Christ as our Chief Prophet

Like Amos, this Chief Prophet is raised up in the most unlikely ways. He was born in the humblest of circumstances. There was nothing spectacular about His trade as a carpenter. The prophet Isaiah said, “He had no form or majesty that we should look at him, and no beauty that we should desire him.” But, unlike Amos, this was no ordinary man. This is who the prophets from long ago spoke about, and who Matthew 1:21 says, “She will bear a son, and you shall call his name Jesus, for he will save his people from their sins.” This is the one whom John says, “In the beginning was the Word, and the Word was with God, and the Word was God.” The Chief Prophet is no ordinary prophet because He is the Word made flesh! He is the God-man who speaks! The writer of Hebrews says in 1:1-2, “Long ago, at many times and in many ways, God spoke to our fathers by the prophets, but in these last days he has spoken to us by his Son.”

Jesus Christ is the eternal Word that perfectly communicates and reveals God to His people. In addition, because of His divine nature as our Prophet, He possesses all authority within Himself.  Our Chief prophet doesn’t need to say, “Thus saith the Lord,” but rather, “Truly, I say to you.” Jesus is not speaking on borrowed authority as a mere human, but as the divine Son of God who holds all things together by the word of His power. This means we must attentively listen to what this Chief Prophet has to say.

In His perfect life, His sacrificial death, and victorious resurrection, He has done the work necessary for our salvation. This incredible good news should cause us to listen with eager ears and propel us to joyfully follow Jesus! We do not want to become like the people of Israel in the book of Amos who were content with the culture around them, which is one reason why we must gather regularly and be part of a healthy local church. We need to hear from our Chief Prophet continually, both in our personal time with the Lord, and corporately as we sit under the preaching of the God-breathed Word.

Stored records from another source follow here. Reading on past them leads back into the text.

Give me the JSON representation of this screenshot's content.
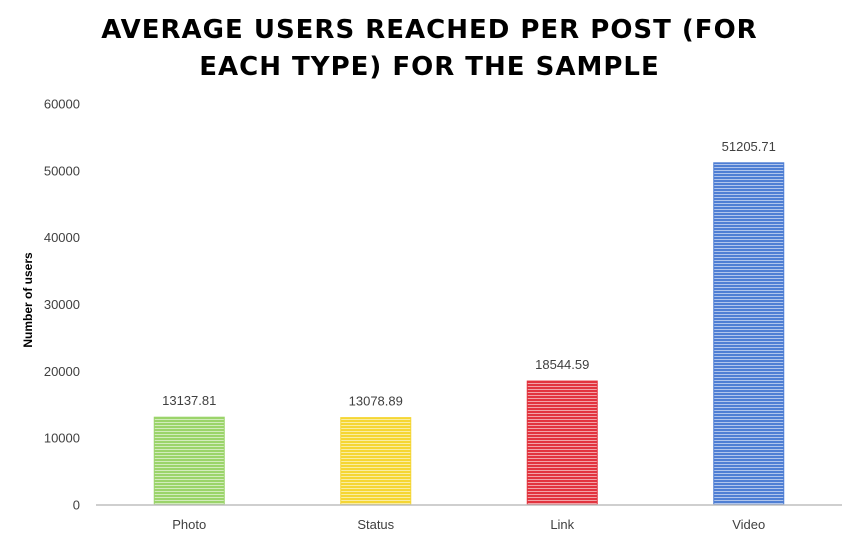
{
  "chart_data": {
    "type": "bar",
    "title": "AVERAGE USERS REACHED PER POST (FOR\nEACH TYPE) FOR THE SAMPLE",
    "xlabel": "",
    "ylabel": "Number of users",
    "ylim": [
      0,
      60000
    ],
    "yticks": [
      0,
      10000,
      20000,
      30000,
      40000,
      50000,
      60000
    ],
    "ytick_labels": [
      "0",
      "10000",
      "20000",
      "30000",
      "40000",
      "50000",
      "60000"
    ],
    "categories": [
      "Photo",
      "Status",
      "Link",
      "Video"
    ],
    "values": [
      13137.81,
      13078.89,
      18544.59,
      51205.71
    ],
    "data_labels": [
      "13137.81",
      "13078.89",
      "18544.59",
      "51205.71"
    ],
    "colors": [
      "#9BD46A",
      "#F5D634",
      "#E2343F",
      "#4F7FD4"
    ],
    "stripe_color": "#FFFFFF",
    "grid": false,
    "legend": "none"
  }
}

This truth of Jesus as our Chief Prophet means that He lived among us, died a substitutionary death on our behalf, rose to life to conquer death, and continues to communicate this gospel message to us on a daily basis to build us up in sanctification. His role as a Prophet means that we heed His words, we follow as He instructs, and we seek to be like Him, serving as a mouthpiece for God Himself to a world that desperately needs to hear the good news of Jesus Christ. Praise God that He has never abandoned His people in their sin, but instead, He draws us to Himself through the means of the prophets—who alerted the people to their sin—and through the Chief Prophet—who dealt with our sin once and for eternity.